Last month I was out in Flagstaff, Arizona to meet with an astronomer for a story. After spending a day with him, trying to understand the particulars of charge-coupled devices, vacuum chambers, and lenses so large they can bend and twist, I needed to give my brain a rest, so I stopped by an outdoor concert in one of the small city parks. The music was great, the trees were green, the air was cool, and kids were running everywhere. Off to the side, the Flagstaff Library had stationed its colorful mobile book bus. I went over to take a look and met Marcia Hansen, a charming New England expat and youth services librarian. She explained that the library used the bus to extend its reach to remote Native American reservations. Out there, kids often have little or no access to books. With the van they can easily check out a few at a time.
What amazed me most about the van was its effect that night, on the local kids.

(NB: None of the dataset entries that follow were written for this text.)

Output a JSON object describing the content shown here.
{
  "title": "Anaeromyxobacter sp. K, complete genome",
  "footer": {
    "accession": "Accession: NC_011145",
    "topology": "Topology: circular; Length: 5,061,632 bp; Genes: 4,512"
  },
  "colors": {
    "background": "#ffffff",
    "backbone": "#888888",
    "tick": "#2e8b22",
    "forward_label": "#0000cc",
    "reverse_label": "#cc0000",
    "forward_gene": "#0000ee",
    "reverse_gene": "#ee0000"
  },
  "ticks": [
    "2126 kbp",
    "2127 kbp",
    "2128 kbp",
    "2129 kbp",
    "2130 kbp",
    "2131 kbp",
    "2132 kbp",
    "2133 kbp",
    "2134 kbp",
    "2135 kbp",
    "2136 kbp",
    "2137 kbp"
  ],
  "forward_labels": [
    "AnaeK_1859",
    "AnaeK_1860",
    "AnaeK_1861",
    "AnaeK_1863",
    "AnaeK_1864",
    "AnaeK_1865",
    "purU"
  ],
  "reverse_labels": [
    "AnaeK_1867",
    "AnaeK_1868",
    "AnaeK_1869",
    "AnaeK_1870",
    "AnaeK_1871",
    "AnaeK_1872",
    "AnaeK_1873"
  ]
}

I couldn’t believe how many of them were hustling in and out. People were dancing all around, there was no AC inside, and there was ice cream to be had out on the lawn, but these kids wanted to be in a library. One girl started crying when her dad tried to coax her out. Granted, she looked to be about the age at which a tantrum can come at any time, for any reason, but I’d prefer to believe a nascent love of literature prompted that particular protest.
That’s it about the van. My librarian friend also lamented the glut of science-fiction books filling the shelves these days. I apologized for the fact that I’m working on one myself. Sometimes you can’t help what grabs you. If a story is waking you up at 4 in the morning and asking to be written, you have to get it out.